China Needs ‘Shadow’ Banking System Regulator, Daiwa Says
China needs a national regulator to monitor non-bank lending companies that provide smaller companies with a necessary alternative to banks, Daiwa Capital Markets said.
Institutions regulated by local authorities that help finance the country’s entrepreneurs include pawnshops and leasing companies, Sun Mingchun, a Daiwa economist, said at a Bloomberg conference in Hong Kong. More than 80 businessmen in the eastern city of Wenzhou have disappeared, committed suicide or declared bankruptcy to avoid repaying debts to informal lenders, the official Xinhua News Agency reported on Oct. 12.
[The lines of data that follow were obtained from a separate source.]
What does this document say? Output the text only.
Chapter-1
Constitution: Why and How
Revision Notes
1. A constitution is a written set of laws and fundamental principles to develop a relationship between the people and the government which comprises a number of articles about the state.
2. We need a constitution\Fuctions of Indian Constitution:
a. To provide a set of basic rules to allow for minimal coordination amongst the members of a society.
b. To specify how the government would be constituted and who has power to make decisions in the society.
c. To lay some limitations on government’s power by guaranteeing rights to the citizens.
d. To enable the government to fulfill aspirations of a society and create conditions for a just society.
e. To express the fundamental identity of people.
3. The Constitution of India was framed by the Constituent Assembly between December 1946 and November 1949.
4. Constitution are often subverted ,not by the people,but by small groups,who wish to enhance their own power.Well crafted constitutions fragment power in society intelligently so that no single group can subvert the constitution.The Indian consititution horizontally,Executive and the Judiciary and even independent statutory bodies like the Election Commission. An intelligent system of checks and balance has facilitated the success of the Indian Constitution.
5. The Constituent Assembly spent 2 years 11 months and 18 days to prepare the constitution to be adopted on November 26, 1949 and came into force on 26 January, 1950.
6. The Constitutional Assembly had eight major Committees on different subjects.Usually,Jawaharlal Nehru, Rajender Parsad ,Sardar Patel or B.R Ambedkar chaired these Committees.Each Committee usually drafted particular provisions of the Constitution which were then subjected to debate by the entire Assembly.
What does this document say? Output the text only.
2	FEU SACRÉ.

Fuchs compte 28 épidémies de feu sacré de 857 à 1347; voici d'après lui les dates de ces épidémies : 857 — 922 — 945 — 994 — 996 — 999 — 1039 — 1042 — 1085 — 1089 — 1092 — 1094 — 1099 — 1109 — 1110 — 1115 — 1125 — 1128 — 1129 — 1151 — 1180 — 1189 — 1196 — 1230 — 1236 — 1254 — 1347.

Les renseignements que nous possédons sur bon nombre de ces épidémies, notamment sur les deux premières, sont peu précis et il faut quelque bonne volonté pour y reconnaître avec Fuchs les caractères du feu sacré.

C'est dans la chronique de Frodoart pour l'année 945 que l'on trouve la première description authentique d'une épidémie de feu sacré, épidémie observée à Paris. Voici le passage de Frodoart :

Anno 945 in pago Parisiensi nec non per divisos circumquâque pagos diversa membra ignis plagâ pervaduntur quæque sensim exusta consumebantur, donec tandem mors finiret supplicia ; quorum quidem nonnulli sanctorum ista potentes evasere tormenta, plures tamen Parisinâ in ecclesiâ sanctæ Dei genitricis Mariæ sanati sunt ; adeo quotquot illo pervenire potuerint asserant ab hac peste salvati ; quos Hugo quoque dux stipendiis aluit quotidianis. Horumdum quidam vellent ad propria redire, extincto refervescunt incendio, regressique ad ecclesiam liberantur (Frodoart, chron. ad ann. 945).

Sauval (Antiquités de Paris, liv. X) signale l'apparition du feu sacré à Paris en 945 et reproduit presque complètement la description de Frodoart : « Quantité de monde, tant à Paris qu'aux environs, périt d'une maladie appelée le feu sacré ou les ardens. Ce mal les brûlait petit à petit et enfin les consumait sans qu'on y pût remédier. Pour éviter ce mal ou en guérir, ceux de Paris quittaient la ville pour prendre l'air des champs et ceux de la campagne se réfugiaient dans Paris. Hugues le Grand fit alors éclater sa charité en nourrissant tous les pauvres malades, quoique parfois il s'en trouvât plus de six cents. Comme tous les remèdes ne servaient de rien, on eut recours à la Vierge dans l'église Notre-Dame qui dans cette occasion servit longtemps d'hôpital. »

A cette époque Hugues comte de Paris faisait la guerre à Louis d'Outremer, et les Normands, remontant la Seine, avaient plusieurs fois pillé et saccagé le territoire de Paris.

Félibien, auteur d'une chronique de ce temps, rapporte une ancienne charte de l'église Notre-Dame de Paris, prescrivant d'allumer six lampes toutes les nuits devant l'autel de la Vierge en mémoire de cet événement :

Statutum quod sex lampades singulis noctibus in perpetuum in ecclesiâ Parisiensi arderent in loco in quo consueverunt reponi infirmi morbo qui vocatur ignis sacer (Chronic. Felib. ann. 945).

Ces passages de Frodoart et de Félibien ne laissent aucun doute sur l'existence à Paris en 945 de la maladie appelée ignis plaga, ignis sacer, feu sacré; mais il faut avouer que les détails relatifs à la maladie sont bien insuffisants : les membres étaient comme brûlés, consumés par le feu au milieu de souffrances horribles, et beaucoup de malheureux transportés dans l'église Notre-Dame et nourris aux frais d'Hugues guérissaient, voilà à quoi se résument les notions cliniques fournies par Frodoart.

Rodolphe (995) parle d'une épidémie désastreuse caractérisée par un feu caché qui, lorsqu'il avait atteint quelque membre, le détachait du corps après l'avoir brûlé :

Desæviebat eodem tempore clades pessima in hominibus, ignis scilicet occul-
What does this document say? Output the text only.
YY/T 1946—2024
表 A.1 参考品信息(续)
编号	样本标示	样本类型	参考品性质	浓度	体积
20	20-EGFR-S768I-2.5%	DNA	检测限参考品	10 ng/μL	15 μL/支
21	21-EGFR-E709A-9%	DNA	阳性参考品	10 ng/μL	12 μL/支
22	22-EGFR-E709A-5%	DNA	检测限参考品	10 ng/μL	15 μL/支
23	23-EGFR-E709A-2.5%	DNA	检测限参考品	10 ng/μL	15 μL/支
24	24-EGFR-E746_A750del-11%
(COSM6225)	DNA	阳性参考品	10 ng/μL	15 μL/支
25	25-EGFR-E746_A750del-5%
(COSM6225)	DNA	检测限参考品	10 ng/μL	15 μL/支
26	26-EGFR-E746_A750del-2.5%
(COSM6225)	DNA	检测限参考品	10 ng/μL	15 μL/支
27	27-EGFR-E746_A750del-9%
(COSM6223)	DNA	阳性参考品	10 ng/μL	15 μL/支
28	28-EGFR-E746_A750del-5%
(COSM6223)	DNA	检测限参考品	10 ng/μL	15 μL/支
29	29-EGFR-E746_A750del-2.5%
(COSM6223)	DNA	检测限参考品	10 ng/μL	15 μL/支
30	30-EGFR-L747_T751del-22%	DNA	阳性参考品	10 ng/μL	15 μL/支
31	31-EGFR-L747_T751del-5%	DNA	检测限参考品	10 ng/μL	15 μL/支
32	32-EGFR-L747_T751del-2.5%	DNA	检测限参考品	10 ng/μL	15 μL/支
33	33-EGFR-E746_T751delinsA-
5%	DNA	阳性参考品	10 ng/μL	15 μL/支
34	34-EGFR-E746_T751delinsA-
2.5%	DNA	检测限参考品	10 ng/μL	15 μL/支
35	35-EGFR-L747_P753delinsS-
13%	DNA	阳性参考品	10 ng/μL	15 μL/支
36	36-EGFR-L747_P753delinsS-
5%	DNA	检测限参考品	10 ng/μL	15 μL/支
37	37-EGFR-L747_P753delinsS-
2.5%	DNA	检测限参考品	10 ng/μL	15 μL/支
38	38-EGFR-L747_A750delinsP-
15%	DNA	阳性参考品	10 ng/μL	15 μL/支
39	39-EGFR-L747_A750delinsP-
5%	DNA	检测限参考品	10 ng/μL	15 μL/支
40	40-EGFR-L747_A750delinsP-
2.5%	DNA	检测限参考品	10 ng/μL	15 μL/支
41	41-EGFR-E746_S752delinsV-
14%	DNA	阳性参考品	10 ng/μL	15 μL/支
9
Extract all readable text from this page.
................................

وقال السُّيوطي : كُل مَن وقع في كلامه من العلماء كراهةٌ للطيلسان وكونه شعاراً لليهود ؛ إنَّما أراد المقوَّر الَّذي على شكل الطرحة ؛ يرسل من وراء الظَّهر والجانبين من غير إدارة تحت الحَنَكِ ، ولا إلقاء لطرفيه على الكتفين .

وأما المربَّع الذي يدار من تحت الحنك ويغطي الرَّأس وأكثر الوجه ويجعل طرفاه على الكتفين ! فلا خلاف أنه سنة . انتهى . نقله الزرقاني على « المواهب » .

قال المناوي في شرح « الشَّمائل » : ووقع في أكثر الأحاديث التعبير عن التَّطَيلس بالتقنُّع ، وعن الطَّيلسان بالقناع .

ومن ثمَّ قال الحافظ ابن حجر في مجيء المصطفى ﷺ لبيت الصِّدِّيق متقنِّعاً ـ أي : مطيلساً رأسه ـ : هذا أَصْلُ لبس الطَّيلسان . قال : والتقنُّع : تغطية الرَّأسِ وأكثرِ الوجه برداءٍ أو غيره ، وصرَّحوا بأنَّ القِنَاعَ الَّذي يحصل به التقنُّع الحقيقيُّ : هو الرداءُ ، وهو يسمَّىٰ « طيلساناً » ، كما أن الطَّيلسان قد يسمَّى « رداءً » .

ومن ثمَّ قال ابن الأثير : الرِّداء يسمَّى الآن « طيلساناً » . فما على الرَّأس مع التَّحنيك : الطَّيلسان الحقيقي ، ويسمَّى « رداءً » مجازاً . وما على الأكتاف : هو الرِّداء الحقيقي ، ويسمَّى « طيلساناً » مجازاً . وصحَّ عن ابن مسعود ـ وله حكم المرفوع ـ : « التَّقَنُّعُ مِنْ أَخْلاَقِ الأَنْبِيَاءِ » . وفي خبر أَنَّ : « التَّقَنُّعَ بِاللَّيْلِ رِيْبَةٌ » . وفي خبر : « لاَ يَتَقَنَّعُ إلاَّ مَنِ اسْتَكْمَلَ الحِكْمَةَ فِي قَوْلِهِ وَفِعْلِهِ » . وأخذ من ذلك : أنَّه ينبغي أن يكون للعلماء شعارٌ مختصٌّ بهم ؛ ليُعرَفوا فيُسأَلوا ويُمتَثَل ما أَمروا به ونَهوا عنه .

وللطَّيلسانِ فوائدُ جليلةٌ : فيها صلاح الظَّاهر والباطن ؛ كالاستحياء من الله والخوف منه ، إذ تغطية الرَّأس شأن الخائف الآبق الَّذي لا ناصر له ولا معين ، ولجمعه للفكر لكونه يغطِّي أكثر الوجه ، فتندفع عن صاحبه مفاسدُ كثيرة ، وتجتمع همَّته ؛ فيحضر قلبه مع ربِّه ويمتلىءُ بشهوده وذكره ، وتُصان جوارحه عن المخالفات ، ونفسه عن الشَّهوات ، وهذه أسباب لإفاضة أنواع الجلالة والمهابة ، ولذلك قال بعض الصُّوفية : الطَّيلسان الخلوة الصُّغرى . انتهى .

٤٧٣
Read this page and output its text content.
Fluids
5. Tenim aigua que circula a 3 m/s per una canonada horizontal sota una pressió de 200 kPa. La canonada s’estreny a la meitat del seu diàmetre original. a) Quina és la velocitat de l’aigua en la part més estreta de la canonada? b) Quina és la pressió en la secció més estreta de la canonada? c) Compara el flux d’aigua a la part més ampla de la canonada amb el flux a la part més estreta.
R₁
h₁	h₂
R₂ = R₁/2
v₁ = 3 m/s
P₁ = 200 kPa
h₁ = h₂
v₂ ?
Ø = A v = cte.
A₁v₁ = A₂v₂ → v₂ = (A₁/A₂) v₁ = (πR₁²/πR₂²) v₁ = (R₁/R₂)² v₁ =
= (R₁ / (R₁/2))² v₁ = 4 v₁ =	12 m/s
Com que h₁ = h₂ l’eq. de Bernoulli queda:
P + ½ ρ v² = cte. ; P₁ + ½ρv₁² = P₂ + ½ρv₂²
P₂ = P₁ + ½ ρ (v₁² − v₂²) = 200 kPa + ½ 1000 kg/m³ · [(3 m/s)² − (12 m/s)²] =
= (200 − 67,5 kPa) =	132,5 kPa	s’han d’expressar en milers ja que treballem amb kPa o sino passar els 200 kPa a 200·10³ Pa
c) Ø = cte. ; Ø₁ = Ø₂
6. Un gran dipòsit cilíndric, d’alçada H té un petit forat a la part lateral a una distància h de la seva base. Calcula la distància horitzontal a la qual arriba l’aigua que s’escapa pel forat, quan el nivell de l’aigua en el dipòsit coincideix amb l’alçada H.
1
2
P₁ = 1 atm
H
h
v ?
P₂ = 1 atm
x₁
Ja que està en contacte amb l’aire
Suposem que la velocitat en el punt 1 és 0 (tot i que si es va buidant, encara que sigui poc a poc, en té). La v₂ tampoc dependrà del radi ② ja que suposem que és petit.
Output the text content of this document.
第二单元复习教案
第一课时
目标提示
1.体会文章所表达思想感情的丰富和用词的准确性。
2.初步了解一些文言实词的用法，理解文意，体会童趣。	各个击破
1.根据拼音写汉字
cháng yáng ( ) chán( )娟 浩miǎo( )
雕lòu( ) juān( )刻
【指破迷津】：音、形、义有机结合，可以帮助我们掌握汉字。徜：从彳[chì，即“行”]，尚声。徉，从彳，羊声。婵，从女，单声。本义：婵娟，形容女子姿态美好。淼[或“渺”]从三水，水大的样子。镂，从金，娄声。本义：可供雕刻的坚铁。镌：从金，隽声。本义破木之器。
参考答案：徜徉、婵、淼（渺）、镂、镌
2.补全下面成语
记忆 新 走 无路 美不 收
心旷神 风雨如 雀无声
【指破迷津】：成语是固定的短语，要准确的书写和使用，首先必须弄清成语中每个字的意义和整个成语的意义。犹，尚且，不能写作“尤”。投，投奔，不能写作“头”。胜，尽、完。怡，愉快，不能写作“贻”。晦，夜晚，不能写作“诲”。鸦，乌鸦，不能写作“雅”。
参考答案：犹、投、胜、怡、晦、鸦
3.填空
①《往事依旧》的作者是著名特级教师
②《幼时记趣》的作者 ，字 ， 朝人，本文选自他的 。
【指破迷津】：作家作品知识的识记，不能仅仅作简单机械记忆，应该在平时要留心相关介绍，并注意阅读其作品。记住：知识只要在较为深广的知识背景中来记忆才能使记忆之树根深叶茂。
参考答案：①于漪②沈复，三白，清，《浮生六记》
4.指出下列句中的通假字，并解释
“Shadow banking is needed but the problem is there aren’t enough regulations,” Sun said. “They need to be regulated by national regulators as local governments mainly focus on boosting their own economic growth without realizing regional lending risks.”
The China Banking Regulatory Commission is seeking to ease concerns about the health of the nation’s banks and the informal lending market, vowing to control risks and stressing that measures already taken by the government are showing results, Chairman Liu Mingkang said earlier this month.
The People’s Bank of China has raised interest rates five times in the past year and restricted lending to cool inflation. Liu said the tighter liquidity has “spawned various shadow banking activities.”